Langney Shopping Centre hits bum note over toilet issue
Looks like I’m not the only one excited at the fact there will soon be a bus service to Brighton taking in the A27 as opposed to the A259. Yes, it will still take as long as the A259 service but for the first time in a very long time, it will make Drusillas, Middle Farm, Charleston Farmhouse and all the lovely little pubs (Barley Mow, Cricketers, etc) between here and Beddingham much more accessible. Sylvia Porritt shares my joy. “Yippee thank goodness, can’t wait for bus from Eastbourne to Brighton on A27,” she wrote in an email to me. Hear, hear to that.

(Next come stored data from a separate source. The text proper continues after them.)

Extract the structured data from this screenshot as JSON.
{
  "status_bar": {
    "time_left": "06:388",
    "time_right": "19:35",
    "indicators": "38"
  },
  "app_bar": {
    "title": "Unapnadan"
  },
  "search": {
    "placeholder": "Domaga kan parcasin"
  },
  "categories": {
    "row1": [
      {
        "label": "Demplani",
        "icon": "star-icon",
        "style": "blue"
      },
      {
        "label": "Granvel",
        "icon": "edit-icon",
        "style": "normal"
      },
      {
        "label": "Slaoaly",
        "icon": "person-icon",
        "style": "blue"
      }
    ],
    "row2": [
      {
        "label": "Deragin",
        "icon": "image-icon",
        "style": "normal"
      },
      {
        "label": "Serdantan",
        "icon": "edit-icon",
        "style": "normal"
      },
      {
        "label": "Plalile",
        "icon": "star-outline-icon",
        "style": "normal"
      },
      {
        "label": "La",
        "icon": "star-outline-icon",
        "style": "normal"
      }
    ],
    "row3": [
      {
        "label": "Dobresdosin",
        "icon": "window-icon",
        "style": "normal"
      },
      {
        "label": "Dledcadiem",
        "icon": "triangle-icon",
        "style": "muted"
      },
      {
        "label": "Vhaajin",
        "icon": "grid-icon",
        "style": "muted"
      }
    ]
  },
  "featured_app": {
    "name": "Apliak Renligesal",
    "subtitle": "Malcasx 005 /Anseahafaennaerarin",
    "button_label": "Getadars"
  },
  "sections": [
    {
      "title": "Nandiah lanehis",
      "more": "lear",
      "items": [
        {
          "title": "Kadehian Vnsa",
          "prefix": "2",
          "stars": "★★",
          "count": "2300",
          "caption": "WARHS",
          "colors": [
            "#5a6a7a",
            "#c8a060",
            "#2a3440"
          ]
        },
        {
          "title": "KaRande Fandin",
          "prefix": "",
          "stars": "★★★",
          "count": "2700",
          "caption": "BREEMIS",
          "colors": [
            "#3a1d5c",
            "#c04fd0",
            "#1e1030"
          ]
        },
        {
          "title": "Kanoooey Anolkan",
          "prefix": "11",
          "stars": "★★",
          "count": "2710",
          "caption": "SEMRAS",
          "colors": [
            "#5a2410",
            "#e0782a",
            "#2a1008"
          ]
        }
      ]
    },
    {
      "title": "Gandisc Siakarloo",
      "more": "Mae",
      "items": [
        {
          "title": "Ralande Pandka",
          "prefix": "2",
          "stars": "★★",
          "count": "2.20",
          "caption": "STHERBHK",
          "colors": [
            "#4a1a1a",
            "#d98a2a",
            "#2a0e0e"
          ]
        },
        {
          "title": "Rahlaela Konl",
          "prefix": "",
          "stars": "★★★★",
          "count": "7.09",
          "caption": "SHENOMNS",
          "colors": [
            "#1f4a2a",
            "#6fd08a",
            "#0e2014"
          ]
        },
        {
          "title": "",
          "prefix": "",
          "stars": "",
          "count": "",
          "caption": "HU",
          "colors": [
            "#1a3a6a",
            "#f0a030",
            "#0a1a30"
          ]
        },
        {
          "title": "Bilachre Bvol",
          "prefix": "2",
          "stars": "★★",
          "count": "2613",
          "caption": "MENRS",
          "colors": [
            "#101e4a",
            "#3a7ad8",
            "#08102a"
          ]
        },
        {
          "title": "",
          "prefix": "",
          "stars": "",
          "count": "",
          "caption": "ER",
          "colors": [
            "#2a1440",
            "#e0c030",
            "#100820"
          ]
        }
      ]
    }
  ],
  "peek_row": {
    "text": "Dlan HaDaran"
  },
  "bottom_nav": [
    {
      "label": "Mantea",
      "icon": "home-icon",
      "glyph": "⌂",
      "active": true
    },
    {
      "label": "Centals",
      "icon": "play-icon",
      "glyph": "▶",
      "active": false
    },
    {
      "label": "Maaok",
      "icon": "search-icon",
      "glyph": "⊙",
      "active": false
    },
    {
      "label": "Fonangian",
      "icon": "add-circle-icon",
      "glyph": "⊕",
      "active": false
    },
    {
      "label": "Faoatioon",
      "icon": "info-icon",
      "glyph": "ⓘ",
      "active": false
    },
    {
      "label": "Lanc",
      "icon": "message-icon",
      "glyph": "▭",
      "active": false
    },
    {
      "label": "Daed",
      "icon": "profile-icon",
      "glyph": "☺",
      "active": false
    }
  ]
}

In 1989 when I was a cub reporter, the remains of a young woman were found in undergrowth at Beachy Head. It was 22-year-old Jessie Earl, an art student who had gone missing from her flat in Upperton Gardens nine years previously. Her killer was never found despite a major police investigation. Next week at The Lamb in Old Town, Jessie’s story will be told in a play entitled Someone Somewhere, the true story of those nine years of searching by her parents, Valerie and John and the nine years of waiting for Jessie to be found so her spirit could rest. The new play mixes Jessie’s evocative diaries, interviews and poetic monologues based on Jessie’s other writings to create a moving portrait of the experience of loss and survival. The play is already sold out but once again raises the question that somebody, somewhere must know what happened all those years ago.